Me too, I hope for Lily to succeed

are you jesse :D

What is a DSL?

To follow up on OP's question, is there any point to learning it if I don't care about web programming?

no, better learn javascript then

Amazon and Github are two examples of companies that use ruby extensively for infrastructure and services in addition to just web shit.

There are a couple of good books on how to use Ruby for general purpose scripting:

-Building Awesome Command-Line Applications in Ruby
-Everyday Scripting with Ruby
-Practical Ruby for System Administration
-Eloquent Ruby
-Practical Ruby
-Ruby Cookbook

Domain Specific Language

Io is still a really fun language though

Note to self: Apply for a job at Amazon.

Lisp is even more fun.

Also puppet and chef are well known and written in ruby and have nothing to do with web/frontend.

Dick suckin' lips.

Exactly. I use Ruby for everything I used to do with perl. Ruby is the real perl6.

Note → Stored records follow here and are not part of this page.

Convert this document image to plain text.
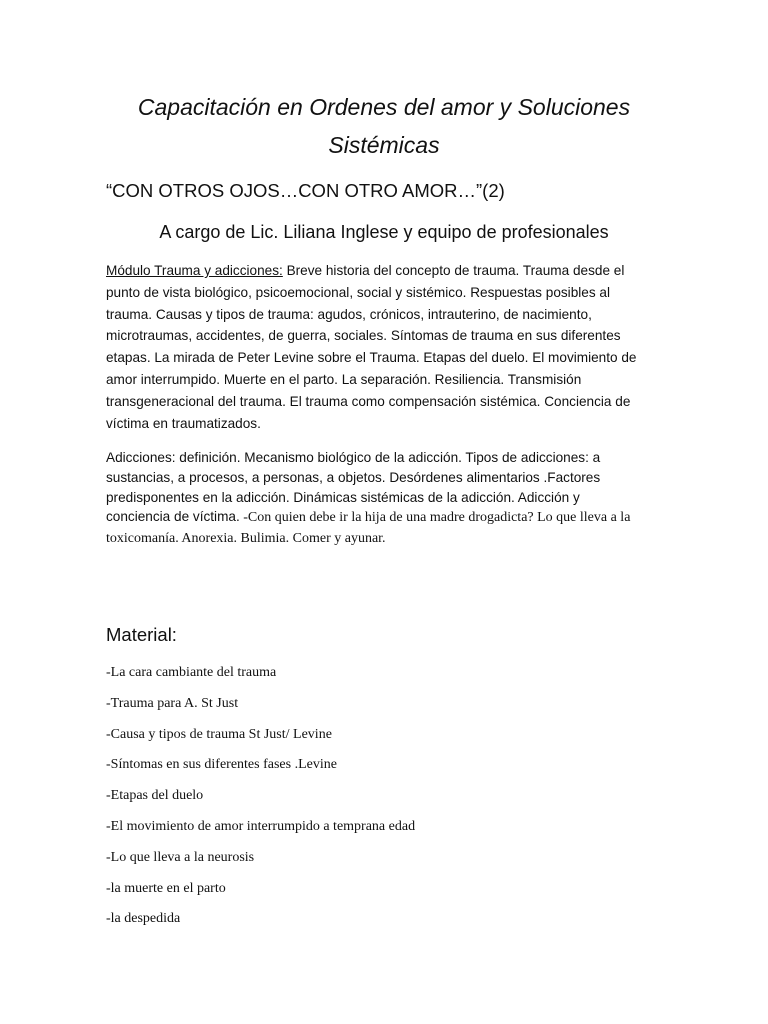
Capacitación en Ordenes del amor y Soluciones Sistémicas
“CON OTROS OJOS…CON OTRO AMOR…”(2)
A cargo de Lic. Liliana Inglese y equipo de profesionales
Módulo Trauma y adicciones: Breve historia del concepto de trauma. Trauma desde el punto de vista biológico, psicoemocional, social y sistémico. Respuestas posibles al trauma. Causas y tipos de trauma: agudos, crónicos, intrauterino, de nacimiento, microtraumas, accidentes, de guerra, sociales. Síntomas de trauma en sus diferentes etapas. La mirada de Peter Levine sobre el Trauma. Etapas del duelo. El movimiento de amor interrumpido. Muerte en el parto. La separación. Resiliencia. Transmisión transgeneracional del trauma. El trauma como compensación sistémica. Conciencia de víctima en traumatizados.
Adicciones: definición. Mecanismo biológico de la adicción. Tipos de adicciones: a sustancias, a procesos, a personas, a objetos. Desórdenes alimentarios .Factores predisponentes en la adicción. Dinámicas sistémicas de la adicción. Adicción y conciencia de víctima. -Con quien debe ir la hija de una madre drogadicta? Lo que lleva a la toxicomanía. Anorexia. Bulimia. Comer y ayunar.
Material:
-La cara cambiante del trauma
-Trauma para A. St Just
-Causa y tipos de trauma St Just/ Levine
-Síntomas en sus diferentes fases .Levine
-Etapas del duelo
-El movimiento de amor interrumpido a temprana edad
-Lo que lleva a la neurosis
-la muerte en el parto
-la despedida
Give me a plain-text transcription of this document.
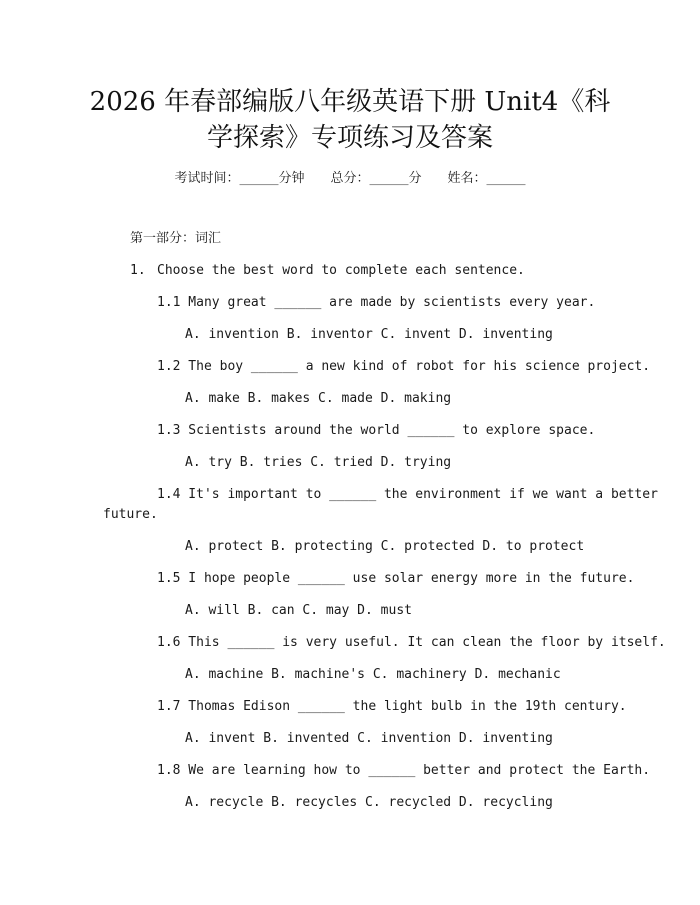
2026 年春部编版八年级英语下册 Unit4《科
学探索》专项练习及答案
考试时间：______分钟 总分：______分 姓名：______
第一部分：词汇
1. Choose the best word to complete each sentence.
1.1 Many great ______ are made by scientists every year.
A. invention B. inventor C. invent D. inventing
1.2 The boy ______ a new kind of robot for his science project.
A. make B. makes C. made D. making
1.3 Scientists around the world ______ to explore space.
A. try B. tries C. tried D. trying
1.4 It's important to ______ the environment if we want a better
future.
A. protect B. protecting C. protected D. to protect
1.5 I hope people ______ use solar energy more in the future.
A. will B. can C. may D. must
1.6 This ______ is very useful. It can clean the floor by itself.
A. machine B. machine's C. machinery D. mechanic
1.7 Thomas Edison ______ the light bulb in the 19th century.
A. invent B. invented C. invention D. inventing
1.8 We are learning how to ______ better and protect the Earth.
A. recycle B. recycles C. recycled D. recycling
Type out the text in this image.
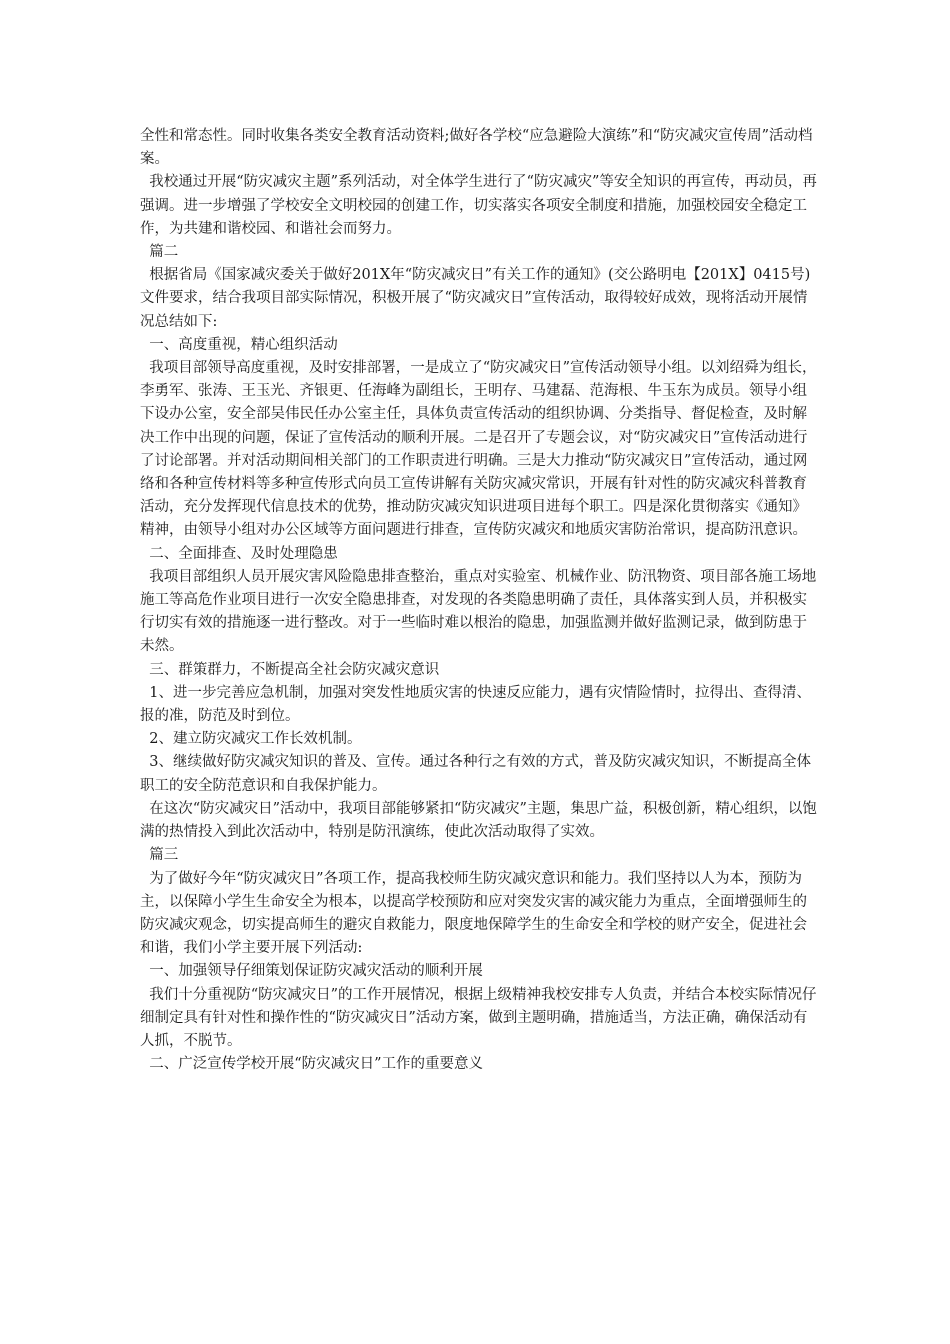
全性和常态性。同时收集各类安全教育活动资料;做好各学校“应急避险大演练”和“防灾减灾宣传周”活动档案。

我校通过开展“防灾减灾主题”系列活动，对全体学生进行了“防灾减灾”等安全知识的再宣传，再动员，再强调。进一步增强了学校安全文明校园的创建工作，切实落实各项安全制度和措施，加强校园安全稳定工作，为共建和谐校园、和谐社会而努力。

篇二

根据省局《国家减灾委关于做好201X年“防灾减灾日”有关工作的通知》(交公路明电【201X】0415号)文件要求，结合我项目部实际情况，积极开展了“防灾减灾日”宣传活动，取得较好成效，现将活动开展情况总结如下:

一、高度重视，精心组织活动

我项目部领导高度重视，及时安排部署，一是成立了“防灾减灾日”宣传活动领导小组。以刘绍舜为组长，李勇军、张涛、王玉光、齐银更、任海峰为副组长，王明存、马建磊、范海根、牛玉东为成员。领导小组下设办公室，安全部吴伟民任办公室主任，具体负责宣传活动的组织协调、分类指导、督促检查，及时解决工作中出现的问题，保证了宣传活动的顺利开展。二是召开了专题会议，对“防灾减灾日”宣传活动进行了讨论部署。并对活动期间相关部门的工作职责进行明确。三是大力推动“防灾减灾日”宣传活动，通过网络和各种宣传材料等多种宣传形式向员工宣传讲解有关防灾减灾常识，开展有针对性的防灾减灾科普教育活动，充分发挥现代信息技术的优势，推动防灾减灾知识进项目进每个职工。四是深化贯彻落实《通知》精神，由领导小组对办公区域等方面问题进行排查，宣传防灾减灾和地质灾害防治常识，提高防汛意识。

二、全面排查、及时处理隐患

我项目部组织人员开展灾害风险隐患排查整治，重点对实验室、机械作业、防汛物资、项目部各施工场地施工等高危作业项目进行一次安全隐患排查，对发现的各类隐患明确了责任，具体落实到人员，并积极实行切实有效的措施逐一进行整改。对于一些临时难以根治的隐患，加强监测并做好监测记录，做到防患于未然。

三、群策群力，不断提高全社会防灾减灾意识

1、进一步完善应急机制，加强对突发性地质灾害的快速反应能力，遇有灾情险情时，拉得出、查得清、报的准，防范及时到位。

2、建立防灾减灾工作长效机制。

3、继续做好防灾减灾知识的普及、宣传。通过各种行之有效的方式，普及防灾减灾知识，不断提高全体职工的安全防范意识和自我保护能力。

在这次“防灾减灾日”活动中，我项目部能够紧扣“防灾减灾”主题，集思广益，积极创新，精心组织，以饱满的热情投入到此次活动中，特别是防汛演练，使此次活动取得了实效。

篇三

为了做好今年“防灾减灾日”各项工作，提高我校师生防灾减灾意识和能力。我们坚持以人为本，预防为主，以保障小学生生命安全为根本，以提高学校预防和应对突发灾害的减灾能力为重点，全面增强师生的防灾减灾观念，切实提高师生的避灾自救能力，限度地保障学生的生命安全和学校的财产安全，促进社会和谐，我们小学主要开展下列活动:

一、加强领导仔细策划保证防灾减灾活动的顺利开展

我们十分重视防“防灾减灾日”的工作开展情况，根据上级精神我校安排专人负责，并结合本校实际情况仔细制定具有针对性和操作性的“防灾减灾日”活动方案，做到主题明确，措施适当，方法正确，确保活动有人抓，不脱节。

二、广泛宣传学校开展“防灾减灾日”工作的重要意义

I hope this happens but most of the popular options right now are complete dogshit. Especially Go.

Yes, I'm working myself through SICP, it's amazing that some things in Ruby get much clearer once you get some Scheme basics..

Ruby is not Scheme, but some concepts are similar..

>randomhacks.net/2005/12/03/why-ruby-is-an-acceptable-lisp/

This. It's been a while since a high-level language went mainstream without corporate support (as opposed to Javascript). Ruby might actually be the latest.

something that allows you to do this (not ruby for this example)
scrambledeggsontoast.github.io/2014/09/28/needle-announce/
this
f :: (Int, Int, Int) -> (Int, Int, Int, Int)
f = proc (a,b,c) -> do
d
\
\=={(*2)}========================>
|]

Everything is worth learning if you've got the time to spare

Life is short, user.

Yes, of course it is. There may perhaps be languages worth learning more, but Ruby is still a solid language and you can also get work with it if that's what you're looking for. That seems enough reason to call it "worth it" to me.